Натворила что-то ужасное, наверно... потому что, когда хотела вспомнить, боль протыкала все тело и гудели провода. Теперь она никак не могла сообразить, что же это было тогда, где она сейчас? Кажется, она упала. Может, от толчка, было скользко. Ударилась, так больно!.. Парень... Парень поднимал ее, хотел помочь, что-то говорил, она отвечала. Лицо в лицо, она помнит только его широкую переносицу и разметанные брови. Стояли, он поддерживал ее, смотрел в упор. И все что-то говорил ей, спрашивал, а она никак не могла понять, где она, с кем, чего от нее хотят... До сознания долетели — это запомнилось — только слова: «Ты что, под кайфом? Наркоманка?..» Потом она дома, мама и бабушка суют градусник, таблетки, растирают ее; что-то кричат в ухо, а она не слышит ничего... Гул стоял в ушах, провода, метель в поле, ночь, спать хотелось. Врач, где-то далеко от нее, кричал: «У вас на «скорой» что, одни ослы работают? Что вы к нам в отделение кого попало тащите? У нас с сердцем лежат, поняли, с серд-цем!! А вы нам с травмами, с аппендиксом и психов... Ну и что, что мы ближе? Везите по назначению. Эй, «скорая»! «Ско-ра-я»! Тебе говорят, осел!!»

После этого уличного происшествия долго не мог Борисов обрести привычный покой. Наконец все улеглось. Странную эту, очевидно просто ненормальную студентку («так вот откуда все эти письма!») он больше не встречал ни на лекциях, ни в коридорах. Слава богу, может, отчислили? Но, увы, не так уж долго длился покой Борисова. Не повезет, так не повезет. И вскоре — новая встряска от непрошеной гостьи, на этот раз — у себя дома. Вот тебе и «мой дом — моя крепость».

Прошел уже час, как она ушла, соизволила уйти, а Борисов все еще кипел. В гневе смахнул на пол недописанную статью — листки разлетелись по комнате. «Впредь мне наука — не пускать в дом кого не надо, не отворять, не поглядев в глазок. Я-то думал, все уж давно позади, так нет, принесло ее, ведьму!» Злые, досадливые мысли жгутами били его душу. Ходил по комнате и все лихорадочно вспоминал. «Ведь еще тогда она забрала все, подчистую, до чайной ложки! Так нет. Сейчас, видишь ли, опять помощь ей понадобилась. Денег надо. То-то я сначала понять не мог, чего она крутит: «Не могу забыть, соскучилась» и прочее. Номер не прошел, так вымогать стала. «Нельзя бросать женщину в беде!» Потом еще пуще: «Скандал устрою, на кафедру пойду, бочку на тебя накачу...» Шантажистка какая-то!.. Взаймы, говорит. Знаем мы это «взаймы».

Борисов тихо подступил к двери, проверил фиксатор замка. Накинул на дверь цепочку.

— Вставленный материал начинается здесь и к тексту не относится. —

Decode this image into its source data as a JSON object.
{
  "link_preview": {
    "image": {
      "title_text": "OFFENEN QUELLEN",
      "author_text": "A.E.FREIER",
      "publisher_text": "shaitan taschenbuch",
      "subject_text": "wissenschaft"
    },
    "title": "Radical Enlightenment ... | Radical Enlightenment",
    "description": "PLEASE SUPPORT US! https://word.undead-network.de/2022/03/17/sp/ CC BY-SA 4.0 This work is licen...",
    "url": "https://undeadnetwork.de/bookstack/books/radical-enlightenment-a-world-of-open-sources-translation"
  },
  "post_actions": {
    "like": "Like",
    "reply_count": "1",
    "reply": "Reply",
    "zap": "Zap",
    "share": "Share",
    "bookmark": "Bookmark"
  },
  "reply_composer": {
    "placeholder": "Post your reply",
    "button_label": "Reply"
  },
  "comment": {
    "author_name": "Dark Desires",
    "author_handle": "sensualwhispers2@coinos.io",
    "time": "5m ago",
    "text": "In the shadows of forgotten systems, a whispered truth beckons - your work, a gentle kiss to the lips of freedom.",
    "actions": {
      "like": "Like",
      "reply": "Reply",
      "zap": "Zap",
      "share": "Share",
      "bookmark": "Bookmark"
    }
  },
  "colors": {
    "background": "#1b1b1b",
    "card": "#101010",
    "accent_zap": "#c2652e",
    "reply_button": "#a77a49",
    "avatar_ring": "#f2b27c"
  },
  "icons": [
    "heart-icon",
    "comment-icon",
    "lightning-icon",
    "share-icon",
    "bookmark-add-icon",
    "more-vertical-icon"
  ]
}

На паркете тусклые пятна от ее больших каблуков — как следы зверя. Боже, как она металась по комнате! Под пестрой тесной кофточкой топырились груди двумя конусами, и, когда она двигалась, в большом вырезе мелькали чашки бюстгальтера. Она качала бедрами — вельветовые черные джинсы в обтяжку, жестяная бирка на заднем кармане. Вся извивалась. Он старался не смотреть на нее, но бывшая жена так и маячила перед глазами. То плюхалась на тахту, то вскакивала и принималась мерить комнату такими шагами, будто пол ей пятки жег, то оказывалась рядом и клала ладони ему на плечи. Он понял, что ей очень нужны деньги, наверное, на очередную импортную тряпку или вещь, и что так просто она от него не отстанет... Весь паркет от ее следов был пятнистый, как шкура хищного зверя из семейства кошачьих. Борисов поморщился и пошел на кухню за тряпкой.

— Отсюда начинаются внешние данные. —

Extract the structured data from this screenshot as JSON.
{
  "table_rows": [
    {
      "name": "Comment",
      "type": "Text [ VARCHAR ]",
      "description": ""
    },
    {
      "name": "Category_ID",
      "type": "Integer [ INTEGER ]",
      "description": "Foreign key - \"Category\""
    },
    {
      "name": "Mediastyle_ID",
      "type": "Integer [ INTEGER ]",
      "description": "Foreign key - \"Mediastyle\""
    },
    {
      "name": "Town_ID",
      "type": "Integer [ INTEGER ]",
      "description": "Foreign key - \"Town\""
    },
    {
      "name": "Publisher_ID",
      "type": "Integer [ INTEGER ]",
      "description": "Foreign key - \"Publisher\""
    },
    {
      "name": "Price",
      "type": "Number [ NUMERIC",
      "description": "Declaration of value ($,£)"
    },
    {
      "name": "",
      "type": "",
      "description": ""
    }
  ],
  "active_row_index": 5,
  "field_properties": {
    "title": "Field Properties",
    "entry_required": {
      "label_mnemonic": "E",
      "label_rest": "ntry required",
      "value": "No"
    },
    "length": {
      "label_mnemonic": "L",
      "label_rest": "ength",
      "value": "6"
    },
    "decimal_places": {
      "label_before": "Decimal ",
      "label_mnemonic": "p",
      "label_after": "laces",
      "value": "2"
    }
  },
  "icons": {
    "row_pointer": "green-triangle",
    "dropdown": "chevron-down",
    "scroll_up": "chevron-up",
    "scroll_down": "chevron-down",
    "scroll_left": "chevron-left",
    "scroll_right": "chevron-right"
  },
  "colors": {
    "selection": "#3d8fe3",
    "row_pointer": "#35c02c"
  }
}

Две эти встречи — с какой-то незнакомой и со слишком хорошо знакомой — как-то странно сместились в борисовском сознании. Наложились одна на другую и стали словно бы одним тяжким, бредовым воспоминанием... «Женщины?.. Не-ет, от этих женщин (все они, наверно, даже самые лучшие с виду, по-своему хищницы, истерички, дуры), от женщин надо бежать подальше!» Старался не думать больше об этом, забыть, углубиться в работу. Как раз напал в английских источниках на редкий материал — интересные свидетельства очевидцев о войне Алой и Белой розы... И, мало-помалу, собственные страхи и эта глупая домашняя баталия стали казаться пустяком... В самом-то деле, у кого не бывает неприятных встреч, каких-то отголосков прошлого, от старых связей... Есть из-за чего волноваться! Обычное дело. Главное — работа...

В институте никто и не заметил неприятных событий в жизни профессора. По-прежнему еще по дороге из дома он в уме начинал свою лекцию и, войдя в аудиторию, продолжал с середины фразы; все сразу же включались; и рассказ Борисова, в паузах и отпивах из стакана, в удивленных размышлениях, был блистательным. Но кого-то в тесной аудитории недоставало, появилась некая пустота, и он невольно это чувствовал. Той пары жадных глаз не хватало — он их даже и не замечал тогда, — той одной слушательницы, ошалело глядевшей прямо на него где-то из середины первых рядов. Всё вроде бы на месте, а вот что-то не так в аудитории — такое странное ощущение не покидало профессора. Но и это — так, мимолетное. Может, показалось только? А, может, это какой-то отголосок, след чего-то отболевшего, какой-то его вины?.. Чувство смутной какой-то вины вдруг появлялось в нем. Та девчонка? Метель, гололедица... Кажется, он толкнул ее тогда?.. Вот и в институте ее нет. Куда она делась? Что с ней?.. Это было — не в мыслях, не оформлено сознанием, а в смутном тревожном чувстве, шло вторым планом (на фоне читаемой лекции)...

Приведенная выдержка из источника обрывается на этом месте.